Microglia and astrocytes give viscous solutions, so, more benzonaze is needed (1 µL per 50 µL of sample).
Cells can be stored at -80 °C at this step.

Scrape the bottom of the well with a P10 tip until all the material is collected and a liquid solution is obtained.
Transfer the sample to an eppendorf tube.
Heat at95 °C during 00:10:00 and put in ice to chill.
Proteins can be stored at -20 °C at this step.

10m
Protein quantification with a EZQ Kit:
Prepare dilutions of the ovalbumin stock solution:
Prepare standards by making serial dilutions of the 10 mg/mL ovalbumin stock solution. The dilution buffer should be the same as that used for the experimental samples (Laemmli lysis solution). At least five concentrations should be used to cover the range expected for the experimental samples. The full effective protein concentration range for this assay is ~0.02 mg/mL 5 mg/mL .
DONT FORGET THE BLANK (Laemmli lysis solution only)

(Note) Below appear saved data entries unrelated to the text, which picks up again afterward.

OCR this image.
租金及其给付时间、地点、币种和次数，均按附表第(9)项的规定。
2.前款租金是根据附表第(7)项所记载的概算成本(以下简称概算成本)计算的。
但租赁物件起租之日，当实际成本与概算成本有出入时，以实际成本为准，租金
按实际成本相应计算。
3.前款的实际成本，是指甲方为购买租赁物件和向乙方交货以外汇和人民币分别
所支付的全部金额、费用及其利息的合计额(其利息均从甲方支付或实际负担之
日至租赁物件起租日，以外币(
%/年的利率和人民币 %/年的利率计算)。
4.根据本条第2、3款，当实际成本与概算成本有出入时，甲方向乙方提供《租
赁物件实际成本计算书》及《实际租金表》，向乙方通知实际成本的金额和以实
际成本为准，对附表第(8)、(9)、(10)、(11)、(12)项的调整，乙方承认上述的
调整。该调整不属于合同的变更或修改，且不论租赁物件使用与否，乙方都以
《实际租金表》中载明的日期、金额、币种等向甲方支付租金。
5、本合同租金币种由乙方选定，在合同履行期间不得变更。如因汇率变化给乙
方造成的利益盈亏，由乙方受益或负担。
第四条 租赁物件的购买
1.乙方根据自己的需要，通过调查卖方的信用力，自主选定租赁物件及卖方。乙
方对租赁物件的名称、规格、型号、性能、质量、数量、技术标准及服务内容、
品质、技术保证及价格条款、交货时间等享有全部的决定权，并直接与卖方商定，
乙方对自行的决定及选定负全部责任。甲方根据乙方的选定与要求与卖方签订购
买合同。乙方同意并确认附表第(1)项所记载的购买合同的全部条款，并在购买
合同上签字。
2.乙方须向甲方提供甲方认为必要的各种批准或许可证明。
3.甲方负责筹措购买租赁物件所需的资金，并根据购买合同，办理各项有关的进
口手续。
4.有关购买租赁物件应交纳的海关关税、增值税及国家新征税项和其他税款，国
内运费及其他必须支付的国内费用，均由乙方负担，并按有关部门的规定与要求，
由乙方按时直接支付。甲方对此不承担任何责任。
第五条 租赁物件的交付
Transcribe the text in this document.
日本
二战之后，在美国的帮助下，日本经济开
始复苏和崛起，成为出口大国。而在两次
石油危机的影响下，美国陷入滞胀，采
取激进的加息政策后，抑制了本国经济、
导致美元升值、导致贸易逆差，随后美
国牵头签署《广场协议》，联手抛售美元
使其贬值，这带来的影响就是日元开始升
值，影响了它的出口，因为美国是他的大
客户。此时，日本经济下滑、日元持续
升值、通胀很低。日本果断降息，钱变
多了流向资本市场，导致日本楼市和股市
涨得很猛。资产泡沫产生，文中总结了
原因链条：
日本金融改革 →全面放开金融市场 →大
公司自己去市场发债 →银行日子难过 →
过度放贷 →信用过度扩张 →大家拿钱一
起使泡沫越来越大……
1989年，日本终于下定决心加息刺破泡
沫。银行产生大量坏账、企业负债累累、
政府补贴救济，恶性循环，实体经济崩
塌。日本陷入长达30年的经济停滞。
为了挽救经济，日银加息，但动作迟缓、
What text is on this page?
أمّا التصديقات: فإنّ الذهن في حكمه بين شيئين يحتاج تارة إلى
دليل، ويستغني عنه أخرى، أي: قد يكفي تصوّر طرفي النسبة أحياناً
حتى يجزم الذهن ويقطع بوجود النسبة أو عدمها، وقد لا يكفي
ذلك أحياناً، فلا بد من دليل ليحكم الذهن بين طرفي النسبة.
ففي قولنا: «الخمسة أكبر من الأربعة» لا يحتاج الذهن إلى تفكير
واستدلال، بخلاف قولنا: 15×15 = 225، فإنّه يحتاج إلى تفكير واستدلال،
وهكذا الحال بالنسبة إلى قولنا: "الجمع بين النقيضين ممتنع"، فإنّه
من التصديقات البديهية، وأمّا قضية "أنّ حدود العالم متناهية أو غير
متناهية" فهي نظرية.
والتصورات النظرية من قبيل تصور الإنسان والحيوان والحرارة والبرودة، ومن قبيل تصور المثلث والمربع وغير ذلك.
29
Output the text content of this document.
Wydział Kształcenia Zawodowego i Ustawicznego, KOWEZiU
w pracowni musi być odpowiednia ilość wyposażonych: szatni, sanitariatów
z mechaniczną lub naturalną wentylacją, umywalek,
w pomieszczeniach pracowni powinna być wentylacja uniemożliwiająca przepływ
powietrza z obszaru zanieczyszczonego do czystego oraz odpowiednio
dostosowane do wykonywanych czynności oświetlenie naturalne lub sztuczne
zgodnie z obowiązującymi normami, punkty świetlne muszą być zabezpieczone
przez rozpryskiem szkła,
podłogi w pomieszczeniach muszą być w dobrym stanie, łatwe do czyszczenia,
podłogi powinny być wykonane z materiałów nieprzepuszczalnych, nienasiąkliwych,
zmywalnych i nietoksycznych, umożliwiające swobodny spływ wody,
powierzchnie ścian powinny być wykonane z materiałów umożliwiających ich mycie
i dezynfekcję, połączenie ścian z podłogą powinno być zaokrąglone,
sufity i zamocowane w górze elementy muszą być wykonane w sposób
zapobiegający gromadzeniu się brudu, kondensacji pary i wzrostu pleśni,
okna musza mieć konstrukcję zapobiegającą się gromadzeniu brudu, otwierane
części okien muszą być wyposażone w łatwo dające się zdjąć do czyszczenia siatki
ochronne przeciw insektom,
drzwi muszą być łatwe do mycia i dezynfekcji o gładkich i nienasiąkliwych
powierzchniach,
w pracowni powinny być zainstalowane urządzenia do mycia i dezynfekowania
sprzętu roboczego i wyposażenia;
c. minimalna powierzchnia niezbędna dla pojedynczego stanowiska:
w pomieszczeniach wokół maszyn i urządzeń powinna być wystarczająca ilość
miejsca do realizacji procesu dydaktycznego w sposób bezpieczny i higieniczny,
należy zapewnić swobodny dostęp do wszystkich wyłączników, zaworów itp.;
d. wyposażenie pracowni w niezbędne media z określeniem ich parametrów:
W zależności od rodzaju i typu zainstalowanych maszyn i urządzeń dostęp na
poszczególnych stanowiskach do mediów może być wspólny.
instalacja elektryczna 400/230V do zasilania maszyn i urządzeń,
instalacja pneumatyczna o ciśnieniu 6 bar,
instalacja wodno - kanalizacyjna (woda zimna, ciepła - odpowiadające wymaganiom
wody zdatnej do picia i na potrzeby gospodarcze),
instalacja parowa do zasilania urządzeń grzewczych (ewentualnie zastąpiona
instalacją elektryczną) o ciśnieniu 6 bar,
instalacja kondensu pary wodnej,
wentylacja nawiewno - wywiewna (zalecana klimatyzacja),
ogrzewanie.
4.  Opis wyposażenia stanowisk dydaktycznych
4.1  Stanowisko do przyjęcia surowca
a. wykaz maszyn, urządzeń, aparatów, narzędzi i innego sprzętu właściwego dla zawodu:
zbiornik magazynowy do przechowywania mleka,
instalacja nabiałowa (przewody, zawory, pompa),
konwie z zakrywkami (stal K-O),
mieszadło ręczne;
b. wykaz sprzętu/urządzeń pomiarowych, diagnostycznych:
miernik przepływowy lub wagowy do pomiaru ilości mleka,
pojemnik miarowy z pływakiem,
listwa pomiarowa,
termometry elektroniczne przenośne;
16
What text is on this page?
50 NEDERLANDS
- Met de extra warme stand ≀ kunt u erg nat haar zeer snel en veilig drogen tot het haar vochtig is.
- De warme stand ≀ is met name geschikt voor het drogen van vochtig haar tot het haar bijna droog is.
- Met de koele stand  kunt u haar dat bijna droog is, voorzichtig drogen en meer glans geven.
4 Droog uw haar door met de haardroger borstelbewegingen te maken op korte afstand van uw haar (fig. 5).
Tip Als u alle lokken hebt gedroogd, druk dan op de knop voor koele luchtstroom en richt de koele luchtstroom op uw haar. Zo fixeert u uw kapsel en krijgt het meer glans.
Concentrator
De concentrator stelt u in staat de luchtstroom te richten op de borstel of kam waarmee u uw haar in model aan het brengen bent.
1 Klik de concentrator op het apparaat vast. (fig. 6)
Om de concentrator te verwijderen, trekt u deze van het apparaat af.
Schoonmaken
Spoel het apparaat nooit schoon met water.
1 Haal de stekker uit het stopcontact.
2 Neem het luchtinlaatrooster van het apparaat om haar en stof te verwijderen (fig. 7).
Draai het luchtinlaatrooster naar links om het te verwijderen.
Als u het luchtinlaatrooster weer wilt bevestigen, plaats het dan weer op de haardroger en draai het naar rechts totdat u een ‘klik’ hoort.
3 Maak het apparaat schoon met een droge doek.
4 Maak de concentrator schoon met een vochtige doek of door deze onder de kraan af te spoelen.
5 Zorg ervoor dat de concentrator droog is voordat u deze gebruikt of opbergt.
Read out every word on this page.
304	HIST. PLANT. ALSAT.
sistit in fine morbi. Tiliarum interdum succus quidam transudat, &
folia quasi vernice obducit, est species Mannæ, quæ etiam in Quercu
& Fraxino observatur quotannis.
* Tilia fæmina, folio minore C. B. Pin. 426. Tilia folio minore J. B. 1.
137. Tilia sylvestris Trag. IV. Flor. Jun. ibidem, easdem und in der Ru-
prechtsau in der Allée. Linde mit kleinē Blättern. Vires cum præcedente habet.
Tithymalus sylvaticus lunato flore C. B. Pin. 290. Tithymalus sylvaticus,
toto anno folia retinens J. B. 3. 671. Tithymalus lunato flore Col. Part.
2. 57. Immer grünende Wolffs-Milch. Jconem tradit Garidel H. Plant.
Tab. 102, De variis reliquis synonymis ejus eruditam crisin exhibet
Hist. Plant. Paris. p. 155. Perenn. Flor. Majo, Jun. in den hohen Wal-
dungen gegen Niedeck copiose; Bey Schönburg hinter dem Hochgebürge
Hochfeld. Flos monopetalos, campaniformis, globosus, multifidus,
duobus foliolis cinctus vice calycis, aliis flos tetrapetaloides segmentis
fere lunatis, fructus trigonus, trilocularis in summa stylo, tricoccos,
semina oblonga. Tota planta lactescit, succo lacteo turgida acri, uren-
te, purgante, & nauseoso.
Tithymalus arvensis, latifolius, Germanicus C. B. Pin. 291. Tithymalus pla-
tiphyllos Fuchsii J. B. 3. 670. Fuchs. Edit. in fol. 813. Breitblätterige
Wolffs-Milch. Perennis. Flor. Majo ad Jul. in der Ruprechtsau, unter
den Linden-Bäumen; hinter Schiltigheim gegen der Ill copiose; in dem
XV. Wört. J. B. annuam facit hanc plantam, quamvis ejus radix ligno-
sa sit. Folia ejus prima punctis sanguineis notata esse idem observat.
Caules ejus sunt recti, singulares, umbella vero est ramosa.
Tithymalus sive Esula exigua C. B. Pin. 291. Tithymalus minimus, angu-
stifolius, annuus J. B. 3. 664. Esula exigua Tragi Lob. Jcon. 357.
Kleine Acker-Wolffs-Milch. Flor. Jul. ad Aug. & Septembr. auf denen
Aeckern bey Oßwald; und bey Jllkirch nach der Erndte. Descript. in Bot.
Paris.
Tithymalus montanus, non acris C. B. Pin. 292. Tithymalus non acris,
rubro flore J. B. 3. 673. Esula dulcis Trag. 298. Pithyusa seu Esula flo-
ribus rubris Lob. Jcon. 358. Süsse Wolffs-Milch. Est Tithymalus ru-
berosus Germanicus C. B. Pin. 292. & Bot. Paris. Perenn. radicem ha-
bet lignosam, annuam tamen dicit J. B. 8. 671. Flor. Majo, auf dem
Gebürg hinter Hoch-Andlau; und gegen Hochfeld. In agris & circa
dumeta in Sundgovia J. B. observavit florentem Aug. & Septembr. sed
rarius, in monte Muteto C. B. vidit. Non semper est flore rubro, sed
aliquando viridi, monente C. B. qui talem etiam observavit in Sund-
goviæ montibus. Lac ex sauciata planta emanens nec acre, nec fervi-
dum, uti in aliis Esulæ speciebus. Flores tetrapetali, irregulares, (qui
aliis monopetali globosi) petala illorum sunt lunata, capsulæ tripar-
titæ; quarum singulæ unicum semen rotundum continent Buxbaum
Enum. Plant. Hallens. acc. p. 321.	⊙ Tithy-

Load 1 µL of ovalbumin standard solutions and samples on the membrane from the EZQ kit.
Perform triplicates for each.
Be careful to not damage the membrane - avoid to touch it when loading the samples.

Dry with a hair dryer without heat 00:01:00
00:10:00 if done without dryer
11m
Incubate the membrane in a methanol bath (30 mL -40 mL ) during 00:05:00 with agitation (under a fume hood).

5m
Dry with a hair dryer without heat 00:01:00
00:10:00 is needed for drying if not using a dryer
Place the membrane in 30 mL EZQ solution, protect from light, and incubate 00:30:00 under agitation (under a fume hood).

30m
Wash 3 times 00:02:00 with washing buffer (10% methanol, 7% acetic acid)

15m
Dry with a hair dryer without heat 00:01:00
00:10:00 is needed for drting if not using a dryer
Read with a plate reader at 618nm.
Proteins can be stored at -20 °C at this step.